International passenger numbers grew by 0.4%, which is in line with seat growth through the period. As indicated last month, the shift in the Lunar New Year buoyed January while impacting the February comparison.

International passenger growth year to date is 2.9%, representing close to 83,000 additional travellers through the airport. Last year the Lunar New Year shoulder extended into March, so the shift forward in 2019 will impact the March numbers.

Reduced domestic seat capacity (-1.9%) combined with lower load factors (-0.7%) has impacted the February domestic passenger numbers compared to the pcp. In addition, cancellation rates for the month continue to be higher than usual.

Domestic at Sydney was flat in January so it is noted that they have also experienced a slightly slower negative growth start to the year with international growth also below annual growth in the opening months.

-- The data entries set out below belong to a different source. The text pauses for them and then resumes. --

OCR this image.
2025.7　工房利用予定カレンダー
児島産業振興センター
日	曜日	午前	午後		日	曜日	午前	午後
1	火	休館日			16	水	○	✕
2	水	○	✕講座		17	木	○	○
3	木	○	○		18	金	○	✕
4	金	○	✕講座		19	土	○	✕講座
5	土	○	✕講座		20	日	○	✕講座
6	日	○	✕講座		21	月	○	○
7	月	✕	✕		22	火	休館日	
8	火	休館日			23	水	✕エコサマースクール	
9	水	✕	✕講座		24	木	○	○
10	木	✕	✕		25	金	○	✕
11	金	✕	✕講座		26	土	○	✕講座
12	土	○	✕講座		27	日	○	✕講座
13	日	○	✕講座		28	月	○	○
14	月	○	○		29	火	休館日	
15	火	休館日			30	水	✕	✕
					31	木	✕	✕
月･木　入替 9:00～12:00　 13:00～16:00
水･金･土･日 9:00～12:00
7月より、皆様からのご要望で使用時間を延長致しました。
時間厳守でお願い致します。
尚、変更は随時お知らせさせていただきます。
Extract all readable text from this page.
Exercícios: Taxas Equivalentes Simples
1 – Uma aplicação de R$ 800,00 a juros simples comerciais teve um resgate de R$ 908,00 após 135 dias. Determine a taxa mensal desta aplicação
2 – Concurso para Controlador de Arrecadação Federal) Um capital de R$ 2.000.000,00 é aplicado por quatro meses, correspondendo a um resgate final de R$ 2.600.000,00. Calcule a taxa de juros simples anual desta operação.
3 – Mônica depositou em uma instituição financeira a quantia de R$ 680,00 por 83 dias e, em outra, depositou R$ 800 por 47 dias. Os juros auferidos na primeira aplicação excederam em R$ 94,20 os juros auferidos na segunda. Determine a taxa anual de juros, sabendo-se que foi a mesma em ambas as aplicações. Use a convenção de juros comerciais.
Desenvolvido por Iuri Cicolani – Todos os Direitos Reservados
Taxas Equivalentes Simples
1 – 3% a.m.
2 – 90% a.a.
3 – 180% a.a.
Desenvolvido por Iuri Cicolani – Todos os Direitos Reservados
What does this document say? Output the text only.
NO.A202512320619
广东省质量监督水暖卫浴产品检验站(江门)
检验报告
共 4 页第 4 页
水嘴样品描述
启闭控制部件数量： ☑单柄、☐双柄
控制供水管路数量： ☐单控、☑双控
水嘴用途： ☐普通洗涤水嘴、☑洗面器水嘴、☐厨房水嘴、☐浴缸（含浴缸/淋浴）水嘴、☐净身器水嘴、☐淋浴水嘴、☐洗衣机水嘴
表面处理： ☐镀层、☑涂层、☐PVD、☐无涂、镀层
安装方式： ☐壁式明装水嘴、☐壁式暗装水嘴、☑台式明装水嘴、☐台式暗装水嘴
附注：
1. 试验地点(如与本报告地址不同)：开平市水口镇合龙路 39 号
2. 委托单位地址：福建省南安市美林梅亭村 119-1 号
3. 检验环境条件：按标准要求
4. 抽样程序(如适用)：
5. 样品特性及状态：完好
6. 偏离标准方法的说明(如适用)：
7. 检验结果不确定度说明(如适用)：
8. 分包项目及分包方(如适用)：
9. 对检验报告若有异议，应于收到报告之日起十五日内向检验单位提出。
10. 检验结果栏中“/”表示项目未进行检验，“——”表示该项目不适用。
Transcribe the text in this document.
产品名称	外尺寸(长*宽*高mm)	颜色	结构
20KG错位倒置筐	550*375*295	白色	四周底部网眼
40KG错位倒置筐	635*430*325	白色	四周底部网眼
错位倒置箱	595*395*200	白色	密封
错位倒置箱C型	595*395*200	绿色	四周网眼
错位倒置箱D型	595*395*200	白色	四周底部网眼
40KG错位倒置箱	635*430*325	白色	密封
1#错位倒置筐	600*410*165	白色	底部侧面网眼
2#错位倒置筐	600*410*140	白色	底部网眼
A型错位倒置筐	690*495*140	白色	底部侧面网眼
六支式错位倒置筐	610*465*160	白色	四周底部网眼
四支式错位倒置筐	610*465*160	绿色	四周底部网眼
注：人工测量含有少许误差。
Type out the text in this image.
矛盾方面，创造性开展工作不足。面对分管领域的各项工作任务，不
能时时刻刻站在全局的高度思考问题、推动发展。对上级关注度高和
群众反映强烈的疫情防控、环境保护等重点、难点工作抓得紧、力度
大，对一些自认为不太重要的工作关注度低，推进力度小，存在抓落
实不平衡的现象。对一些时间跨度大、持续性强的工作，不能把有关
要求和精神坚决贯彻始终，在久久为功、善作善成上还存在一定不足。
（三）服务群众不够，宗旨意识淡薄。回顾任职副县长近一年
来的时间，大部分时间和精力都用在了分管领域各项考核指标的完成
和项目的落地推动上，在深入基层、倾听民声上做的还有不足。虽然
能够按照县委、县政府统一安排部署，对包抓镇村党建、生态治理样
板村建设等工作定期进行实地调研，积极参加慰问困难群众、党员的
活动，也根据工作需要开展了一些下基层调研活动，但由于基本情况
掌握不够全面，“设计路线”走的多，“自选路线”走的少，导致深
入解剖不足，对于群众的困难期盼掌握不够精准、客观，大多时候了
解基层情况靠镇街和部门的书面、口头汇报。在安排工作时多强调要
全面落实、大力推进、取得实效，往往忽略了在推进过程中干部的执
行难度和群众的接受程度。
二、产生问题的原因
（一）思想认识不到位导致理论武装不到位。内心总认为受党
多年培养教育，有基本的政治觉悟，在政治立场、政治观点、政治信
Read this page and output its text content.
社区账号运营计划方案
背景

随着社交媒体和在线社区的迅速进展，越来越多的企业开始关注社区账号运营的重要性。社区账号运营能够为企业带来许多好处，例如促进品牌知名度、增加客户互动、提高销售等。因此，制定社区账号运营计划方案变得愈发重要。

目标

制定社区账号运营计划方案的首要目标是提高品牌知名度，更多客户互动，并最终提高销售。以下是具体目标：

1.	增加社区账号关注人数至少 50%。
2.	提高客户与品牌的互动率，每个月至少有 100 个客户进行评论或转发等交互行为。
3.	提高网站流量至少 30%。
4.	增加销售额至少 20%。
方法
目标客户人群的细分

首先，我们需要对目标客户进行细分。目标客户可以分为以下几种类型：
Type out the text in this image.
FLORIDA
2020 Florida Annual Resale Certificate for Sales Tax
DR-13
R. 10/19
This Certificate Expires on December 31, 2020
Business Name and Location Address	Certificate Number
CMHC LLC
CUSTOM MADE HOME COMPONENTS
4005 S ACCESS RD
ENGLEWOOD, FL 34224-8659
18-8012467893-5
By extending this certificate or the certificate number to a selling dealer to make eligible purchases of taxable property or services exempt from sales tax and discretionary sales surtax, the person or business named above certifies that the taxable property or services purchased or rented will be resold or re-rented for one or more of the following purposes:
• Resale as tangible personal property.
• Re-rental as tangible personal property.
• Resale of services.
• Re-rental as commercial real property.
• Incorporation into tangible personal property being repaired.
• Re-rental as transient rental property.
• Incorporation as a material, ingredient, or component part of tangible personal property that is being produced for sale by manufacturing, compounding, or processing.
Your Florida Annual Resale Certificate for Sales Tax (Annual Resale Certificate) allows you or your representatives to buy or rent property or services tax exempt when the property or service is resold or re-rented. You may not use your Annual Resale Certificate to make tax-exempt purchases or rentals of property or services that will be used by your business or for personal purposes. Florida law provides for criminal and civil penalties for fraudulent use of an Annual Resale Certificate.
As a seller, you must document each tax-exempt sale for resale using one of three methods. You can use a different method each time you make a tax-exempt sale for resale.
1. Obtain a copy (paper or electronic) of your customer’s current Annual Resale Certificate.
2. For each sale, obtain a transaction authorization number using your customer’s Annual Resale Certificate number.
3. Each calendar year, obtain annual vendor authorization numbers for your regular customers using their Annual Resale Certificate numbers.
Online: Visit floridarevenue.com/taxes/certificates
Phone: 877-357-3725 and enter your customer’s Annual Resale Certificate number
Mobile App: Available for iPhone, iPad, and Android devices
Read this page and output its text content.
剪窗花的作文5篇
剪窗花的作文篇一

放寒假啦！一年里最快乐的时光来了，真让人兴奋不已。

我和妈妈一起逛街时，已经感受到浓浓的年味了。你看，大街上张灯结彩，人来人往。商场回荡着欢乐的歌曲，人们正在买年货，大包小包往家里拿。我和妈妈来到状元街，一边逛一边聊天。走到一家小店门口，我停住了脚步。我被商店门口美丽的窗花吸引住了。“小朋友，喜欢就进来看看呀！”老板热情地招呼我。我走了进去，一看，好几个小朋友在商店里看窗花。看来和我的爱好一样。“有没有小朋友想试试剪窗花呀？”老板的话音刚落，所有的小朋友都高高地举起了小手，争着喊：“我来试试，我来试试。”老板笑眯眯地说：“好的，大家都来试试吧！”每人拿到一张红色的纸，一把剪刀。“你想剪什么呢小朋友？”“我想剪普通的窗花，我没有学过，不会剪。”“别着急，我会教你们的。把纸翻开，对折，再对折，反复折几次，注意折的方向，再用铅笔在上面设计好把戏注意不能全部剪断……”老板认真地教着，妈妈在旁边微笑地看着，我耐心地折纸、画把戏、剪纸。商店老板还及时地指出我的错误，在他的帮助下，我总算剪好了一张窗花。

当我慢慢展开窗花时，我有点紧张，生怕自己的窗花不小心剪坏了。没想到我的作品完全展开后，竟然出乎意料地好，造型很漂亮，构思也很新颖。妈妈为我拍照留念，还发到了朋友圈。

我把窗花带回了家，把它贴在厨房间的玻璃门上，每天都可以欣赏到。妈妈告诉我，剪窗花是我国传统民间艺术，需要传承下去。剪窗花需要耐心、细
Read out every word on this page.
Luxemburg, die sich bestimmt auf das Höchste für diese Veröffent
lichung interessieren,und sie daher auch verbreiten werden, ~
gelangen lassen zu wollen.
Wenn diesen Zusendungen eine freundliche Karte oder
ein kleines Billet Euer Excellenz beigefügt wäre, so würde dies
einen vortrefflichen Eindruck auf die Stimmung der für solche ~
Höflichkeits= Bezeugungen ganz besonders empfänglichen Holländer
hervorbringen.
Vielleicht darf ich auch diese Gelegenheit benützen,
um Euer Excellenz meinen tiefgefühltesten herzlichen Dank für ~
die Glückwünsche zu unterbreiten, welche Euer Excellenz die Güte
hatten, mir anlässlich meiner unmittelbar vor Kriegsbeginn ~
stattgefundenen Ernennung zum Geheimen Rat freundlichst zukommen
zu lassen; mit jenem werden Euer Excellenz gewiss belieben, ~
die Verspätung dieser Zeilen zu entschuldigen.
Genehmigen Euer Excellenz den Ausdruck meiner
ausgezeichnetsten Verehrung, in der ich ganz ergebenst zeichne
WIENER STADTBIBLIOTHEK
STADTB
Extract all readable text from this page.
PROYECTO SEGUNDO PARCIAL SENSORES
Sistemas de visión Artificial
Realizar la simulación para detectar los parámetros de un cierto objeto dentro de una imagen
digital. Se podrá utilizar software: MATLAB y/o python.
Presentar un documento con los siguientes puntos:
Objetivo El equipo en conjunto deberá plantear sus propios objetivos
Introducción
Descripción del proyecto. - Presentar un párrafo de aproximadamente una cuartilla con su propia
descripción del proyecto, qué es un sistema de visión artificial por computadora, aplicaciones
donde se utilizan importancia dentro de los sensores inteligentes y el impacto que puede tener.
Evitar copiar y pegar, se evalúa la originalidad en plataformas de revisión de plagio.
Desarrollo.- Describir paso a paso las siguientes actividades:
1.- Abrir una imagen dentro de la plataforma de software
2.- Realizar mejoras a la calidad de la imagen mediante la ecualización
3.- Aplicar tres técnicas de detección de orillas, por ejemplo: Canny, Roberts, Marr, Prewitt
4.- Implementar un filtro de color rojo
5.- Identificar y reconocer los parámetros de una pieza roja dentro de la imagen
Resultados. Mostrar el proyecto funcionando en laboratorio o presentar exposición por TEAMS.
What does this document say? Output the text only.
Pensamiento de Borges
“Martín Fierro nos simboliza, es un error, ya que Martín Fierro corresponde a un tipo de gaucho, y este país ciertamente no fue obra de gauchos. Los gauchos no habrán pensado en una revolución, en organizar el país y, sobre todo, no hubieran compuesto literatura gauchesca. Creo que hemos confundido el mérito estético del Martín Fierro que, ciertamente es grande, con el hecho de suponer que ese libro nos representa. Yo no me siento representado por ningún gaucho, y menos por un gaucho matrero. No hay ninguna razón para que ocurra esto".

Local media, tourism and lobby groups seem to have finally discovered the slow tourism narrative with the Cairns Post running a campaign on it for a week and we were even feted with a visit from Kate Jones. A Sunday jaunt to Port Douglas (for some Pickled in Port drunken gingers) and a weekday evening wander around the city this month both indicated a quiet March also with some businesses taking the opportunity for a break.

April will be a key month to watch with additional Qantas capacity to Cairns scheduled from March 31. Easter also moves later into April with Good Friday last year on March 30. Hanrahan says if we can’t get a positive growth month in April with a tailwind from those factors then we’ll all be rooned before the year is out.